Ruth Clark’s eLearning & The Science of Instruction (with Dick Mayer) and/or Efficiency in Learning with Sweller & Nguyen).
Of course, there are separate topics:
Mobile: my own Designing mLearning and anything by Chad Udell (e.g. Learning Everywhere)
Games: my own Engaging Learning and anything game from Karl Kapp (e.g. the new book with Sharon Boller, Play to Learn).
Realities: Koreen Pagano’s Immersive Learning, and perhaps Kapp & O’Driscoll’s Learning in 3D as a foundation.
Performance Support: Allison Rossett’s Job Aids & Performance Support and Gottfredson & Mosher’s Innovative Performance Support.
Social: Conner & Bingham’s The New Social Learning and Jane Bozarth’s Social Media for Trainers.

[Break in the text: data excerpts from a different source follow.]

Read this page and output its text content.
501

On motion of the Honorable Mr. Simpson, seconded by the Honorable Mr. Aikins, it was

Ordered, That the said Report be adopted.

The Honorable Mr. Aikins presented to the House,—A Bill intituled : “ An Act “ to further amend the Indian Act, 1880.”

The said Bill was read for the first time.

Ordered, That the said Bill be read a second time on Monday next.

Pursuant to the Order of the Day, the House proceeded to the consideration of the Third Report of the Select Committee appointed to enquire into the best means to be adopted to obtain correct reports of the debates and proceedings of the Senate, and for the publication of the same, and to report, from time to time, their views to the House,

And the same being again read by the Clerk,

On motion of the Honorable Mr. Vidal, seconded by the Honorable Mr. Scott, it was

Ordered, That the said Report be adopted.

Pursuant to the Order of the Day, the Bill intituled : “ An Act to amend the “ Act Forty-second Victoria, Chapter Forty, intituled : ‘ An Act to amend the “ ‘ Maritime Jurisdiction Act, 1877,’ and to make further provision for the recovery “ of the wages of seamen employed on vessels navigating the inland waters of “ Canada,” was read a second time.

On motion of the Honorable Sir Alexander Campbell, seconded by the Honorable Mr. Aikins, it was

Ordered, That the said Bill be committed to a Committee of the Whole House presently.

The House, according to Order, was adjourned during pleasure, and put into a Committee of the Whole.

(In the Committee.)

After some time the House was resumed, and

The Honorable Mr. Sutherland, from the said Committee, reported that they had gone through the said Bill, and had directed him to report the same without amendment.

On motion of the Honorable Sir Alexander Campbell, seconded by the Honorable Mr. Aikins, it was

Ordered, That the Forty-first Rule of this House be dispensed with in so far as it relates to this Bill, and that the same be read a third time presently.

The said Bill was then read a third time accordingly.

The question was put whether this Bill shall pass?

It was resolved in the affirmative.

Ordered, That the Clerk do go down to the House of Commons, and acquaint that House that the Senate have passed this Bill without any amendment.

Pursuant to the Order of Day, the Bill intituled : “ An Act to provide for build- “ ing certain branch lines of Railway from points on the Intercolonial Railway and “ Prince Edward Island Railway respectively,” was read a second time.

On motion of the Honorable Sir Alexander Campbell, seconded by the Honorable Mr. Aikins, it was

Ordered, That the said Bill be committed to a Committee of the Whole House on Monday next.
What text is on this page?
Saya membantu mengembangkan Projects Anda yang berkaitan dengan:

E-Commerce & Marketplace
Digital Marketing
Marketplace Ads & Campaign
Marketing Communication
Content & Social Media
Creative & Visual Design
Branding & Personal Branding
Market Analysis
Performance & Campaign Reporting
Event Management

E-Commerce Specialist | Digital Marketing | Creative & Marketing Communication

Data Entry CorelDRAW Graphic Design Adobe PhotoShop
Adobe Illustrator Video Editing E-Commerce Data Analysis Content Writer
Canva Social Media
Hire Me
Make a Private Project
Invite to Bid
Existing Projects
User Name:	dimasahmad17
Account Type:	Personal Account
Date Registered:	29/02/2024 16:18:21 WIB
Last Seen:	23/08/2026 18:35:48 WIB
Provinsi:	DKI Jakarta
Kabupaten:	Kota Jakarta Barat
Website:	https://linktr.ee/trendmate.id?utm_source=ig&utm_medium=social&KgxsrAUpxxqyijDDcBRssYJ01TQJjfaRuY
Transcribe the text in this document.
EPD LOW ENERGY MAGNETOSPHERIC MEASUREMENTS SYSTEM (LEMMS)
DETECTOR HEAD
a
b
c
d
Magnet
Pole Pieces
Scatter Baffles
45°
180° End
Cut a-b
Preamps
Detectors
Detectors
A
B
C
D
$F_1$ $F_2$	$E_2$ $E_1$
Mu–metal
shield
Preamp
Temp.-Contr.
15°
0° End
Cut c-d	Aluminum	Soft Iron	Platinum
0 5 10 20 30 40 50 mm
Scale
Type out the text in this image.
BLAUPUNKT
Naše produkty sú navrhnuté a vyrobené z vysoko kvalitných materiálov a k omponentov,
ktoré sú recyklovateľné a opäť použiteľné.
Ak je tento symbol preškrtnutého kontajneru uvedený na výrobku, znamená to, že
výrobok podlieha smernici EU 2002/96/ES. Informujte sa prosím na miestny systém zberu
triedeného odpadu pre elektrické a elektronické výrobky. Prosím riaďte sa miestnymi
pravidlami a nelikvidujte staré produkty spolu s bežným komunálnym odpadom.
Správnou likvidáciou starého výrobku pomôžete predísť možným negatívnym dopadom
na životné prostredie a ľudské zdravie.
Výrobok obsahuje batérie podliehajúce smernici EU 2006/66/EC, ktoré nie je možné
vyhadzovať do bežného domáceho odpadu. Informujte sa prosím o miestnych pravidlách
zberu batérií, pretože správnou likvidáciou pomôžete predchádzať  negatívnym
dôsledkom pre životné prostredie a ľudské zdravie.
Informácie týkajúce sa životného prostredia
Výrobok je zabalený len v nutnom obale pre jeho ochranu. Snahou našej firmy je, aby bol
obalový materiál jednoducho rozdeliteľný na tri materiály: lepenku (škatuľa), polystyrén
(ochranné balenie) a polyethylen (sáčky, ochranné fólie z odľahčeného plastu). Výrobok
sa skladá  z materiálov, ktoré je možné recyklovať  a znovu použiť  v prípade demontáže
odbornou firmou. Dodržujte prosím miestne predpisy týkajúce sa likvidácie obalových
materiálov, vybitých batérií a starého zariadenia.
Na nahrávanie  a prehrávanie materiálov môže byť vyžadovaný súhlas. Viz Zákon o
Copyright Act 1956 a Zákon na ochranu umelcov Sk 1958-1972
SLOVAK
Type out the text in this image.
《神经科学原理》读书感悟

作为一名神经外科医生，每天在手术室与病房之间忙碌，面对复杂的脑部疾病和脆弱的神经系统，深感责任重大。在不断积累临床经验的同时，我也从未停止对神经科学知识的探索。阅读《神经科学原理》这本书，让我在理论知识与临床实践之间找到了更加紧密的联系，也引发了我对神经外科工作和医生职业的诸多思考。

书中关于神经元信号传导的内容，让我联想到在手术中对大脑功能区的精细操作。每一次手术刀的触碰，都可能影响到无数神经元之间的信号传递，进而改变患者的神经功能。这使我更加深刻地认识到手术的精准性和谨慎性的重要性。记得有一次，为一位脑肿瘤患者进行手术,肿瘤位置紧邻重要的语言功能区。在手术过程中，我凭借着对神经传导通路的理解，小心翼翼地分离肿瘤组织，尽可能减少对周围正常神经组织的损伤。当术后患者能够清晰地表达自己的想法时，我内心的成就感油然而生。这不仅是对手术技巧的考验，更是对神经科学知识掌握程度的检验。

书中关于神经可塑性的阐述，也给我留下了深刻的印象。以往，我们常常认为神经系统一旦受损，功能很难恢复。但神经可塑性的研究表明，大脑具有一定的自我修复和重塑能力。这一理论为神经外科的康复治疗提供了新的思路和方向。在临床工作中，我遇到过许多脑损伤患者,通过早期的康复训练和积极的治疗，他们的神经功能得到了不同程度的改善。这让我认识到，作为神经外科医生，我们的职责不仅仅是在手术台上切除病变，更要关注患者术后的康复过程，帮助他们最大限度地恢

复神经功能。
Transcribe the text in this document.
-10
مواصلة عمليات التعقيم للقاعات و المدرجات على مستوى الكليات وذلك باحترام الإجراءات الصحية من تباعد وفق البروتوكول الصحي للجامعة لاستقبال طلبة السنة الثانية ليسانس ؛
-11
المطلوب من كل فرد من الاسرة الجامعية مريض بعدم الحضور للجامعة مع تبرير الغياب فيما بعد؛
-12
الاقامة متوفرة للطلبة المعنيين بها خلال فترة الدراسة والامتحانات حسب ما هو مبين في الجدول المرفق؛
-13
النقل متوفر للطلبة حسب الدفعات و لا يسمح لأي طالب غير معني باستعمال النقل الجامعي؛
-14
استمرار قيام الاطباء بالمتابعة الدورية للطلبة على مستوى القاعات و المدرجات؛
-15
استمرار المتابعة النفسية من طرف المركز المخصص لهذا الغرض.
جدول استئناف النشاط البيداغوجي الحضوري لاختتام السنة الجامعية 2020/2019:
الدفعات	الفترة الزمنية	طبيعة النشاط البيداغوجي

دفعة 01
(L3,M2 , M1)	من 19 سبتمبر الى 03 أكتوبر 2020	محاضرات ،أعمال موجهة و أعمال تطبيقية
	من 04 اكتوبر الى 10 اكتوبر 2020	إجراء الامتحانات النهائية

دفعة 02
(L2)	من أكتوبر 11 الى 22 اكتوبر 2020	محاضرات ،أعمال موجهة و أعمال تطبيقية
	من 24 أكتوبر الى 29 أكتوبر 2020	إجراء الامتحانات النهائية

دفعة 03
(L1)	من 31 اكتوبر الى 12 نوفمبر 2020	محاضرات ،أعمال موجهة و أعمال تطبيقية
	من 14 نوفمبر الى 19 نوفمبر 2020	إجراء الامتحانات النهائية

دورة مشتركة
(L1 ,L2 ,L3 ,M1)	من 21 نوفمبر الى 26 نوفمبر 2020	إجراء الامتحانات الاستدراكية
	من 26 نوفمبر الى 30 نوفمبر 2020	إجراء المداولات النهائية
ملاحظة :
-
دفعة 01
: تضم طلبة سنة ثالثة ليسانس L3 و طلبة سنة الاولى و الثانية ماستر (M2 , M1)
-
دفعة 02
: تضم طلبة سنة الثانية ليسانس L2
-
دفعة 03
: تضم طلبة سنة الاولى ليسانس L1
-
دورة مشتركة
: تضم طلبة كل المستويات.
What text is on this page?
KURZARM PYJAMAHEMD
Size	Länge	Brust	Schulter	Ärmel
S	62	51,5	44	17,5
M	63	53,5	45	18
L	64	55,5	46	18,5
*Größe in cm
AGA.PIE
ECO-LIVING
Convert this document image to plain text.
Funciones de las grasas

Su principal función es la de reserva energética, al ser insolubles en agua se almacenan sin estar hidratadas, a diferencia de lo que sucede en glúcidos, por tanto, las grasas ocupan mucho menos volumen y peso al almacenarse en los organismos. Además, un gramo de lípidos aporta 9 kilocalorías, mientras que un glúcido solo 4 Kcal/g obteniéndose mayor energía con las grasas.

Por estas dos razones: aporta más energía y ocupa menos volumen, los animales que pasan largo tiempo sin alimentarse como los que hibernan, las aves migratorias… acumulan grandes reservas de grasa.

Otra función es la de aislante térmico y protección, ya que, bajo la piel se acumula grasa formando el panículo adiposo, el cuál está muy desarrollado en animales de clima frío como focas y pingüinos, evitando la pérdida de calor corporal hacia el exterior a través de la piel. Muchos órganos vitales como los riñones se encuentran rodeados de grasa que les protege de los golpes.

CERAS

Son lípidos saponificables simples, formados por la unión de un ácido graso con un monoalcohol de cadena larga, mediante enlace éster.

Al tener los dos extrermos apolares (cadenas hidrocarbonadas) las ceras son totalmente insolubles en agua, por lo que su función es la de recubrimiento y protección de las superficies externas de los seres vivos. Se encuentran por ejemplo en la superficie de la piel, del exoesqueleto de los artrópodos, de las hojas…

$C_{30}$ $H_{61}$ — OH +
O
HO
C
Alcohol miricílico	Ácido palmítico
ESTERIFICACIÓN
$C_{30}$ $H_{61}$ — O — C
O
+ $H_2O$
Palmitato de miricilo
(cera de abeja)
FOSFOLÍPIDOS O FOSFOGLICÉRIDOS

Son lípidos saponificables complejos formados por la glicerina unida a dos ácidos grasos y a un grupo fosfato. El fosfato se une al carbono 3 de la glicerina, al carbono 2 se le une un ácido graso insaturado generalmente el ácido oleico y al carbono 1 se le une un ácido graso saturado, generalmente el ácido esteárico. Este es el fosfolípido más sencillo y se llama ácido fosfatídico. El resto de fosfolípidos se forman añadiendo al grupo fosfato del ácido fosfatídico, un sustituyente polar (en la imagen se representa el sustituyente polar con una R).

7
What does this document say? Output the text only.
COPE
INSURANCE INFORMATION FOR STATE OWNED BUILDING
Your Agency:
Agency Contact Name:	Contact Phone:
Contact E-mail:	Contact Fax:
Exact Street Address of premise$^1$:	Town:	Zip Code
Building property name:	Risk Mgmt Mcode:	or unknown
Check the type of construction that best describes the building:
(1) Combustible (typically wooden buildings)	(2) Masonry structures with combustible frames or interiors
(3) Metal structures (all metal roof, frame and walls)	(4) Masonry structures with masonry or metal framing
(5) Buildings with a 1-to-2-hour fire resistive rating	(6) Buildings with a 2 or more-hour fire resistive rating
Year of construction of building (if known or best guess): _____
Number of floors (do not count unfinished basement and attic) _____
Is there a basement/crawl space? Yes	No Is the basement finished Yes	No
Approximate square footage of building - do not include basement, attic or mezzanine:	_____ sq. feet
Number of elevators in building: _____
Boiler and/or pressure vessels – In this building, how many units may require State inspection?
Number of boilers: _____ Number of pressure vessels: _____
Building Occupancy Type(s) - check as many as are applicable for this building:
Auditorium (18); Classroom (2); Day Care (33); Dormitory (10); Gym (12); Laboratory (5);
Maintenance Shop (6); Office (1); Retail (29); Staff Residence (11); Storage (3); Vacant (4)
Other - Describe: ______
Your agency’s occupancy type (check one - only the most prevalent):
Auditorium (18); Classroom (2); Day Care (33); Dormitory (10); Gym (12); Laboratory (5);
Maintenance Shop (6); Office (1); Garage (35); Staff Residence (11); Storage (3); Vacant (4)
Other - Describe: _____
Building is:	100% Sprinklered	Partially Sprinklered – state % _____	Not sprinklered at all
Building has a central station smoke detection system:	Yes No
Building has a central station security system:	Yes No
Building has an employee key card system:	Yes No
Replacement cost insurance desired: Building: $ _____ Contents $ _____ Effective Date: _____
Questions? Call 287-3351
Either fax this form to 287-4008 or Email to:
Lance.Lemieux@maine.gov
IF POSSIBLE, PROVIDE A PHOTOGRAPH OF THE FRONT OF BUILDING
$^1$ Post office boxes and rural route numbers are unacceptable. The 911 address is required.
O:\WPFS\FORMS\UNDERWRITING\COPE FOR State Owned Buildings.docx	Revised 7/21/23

Informal: Jay Cross’ Informal Learning. Talking about the rest of learning besides formal.
Performance Ecosystem: Marc Rosenberg’s Beyond eLearning (the start), and/or my Revolutionize Learning & Development. About L&D strategy; going beyond just courses to meet the real needs of the org.
Going Really Deep (if you really want to geek out on learning and cognitive science):
Daniel Kahnemann’s Thinking Fast and Slow about how our brains don’t work logically. Or the behavioral economics stuff.
Andy Clark’s Being There about the newer views on cognition including situated cognition.
Of course, there’re lots more, depending on whether you’re interested in assessment, evaluation, content, or more. But this is my personal and idiosyncratic set of recommendations. There are other people I’d point you to, too, but this is the suite of books you can, and should, get your mitts on. Now, what’s on your list?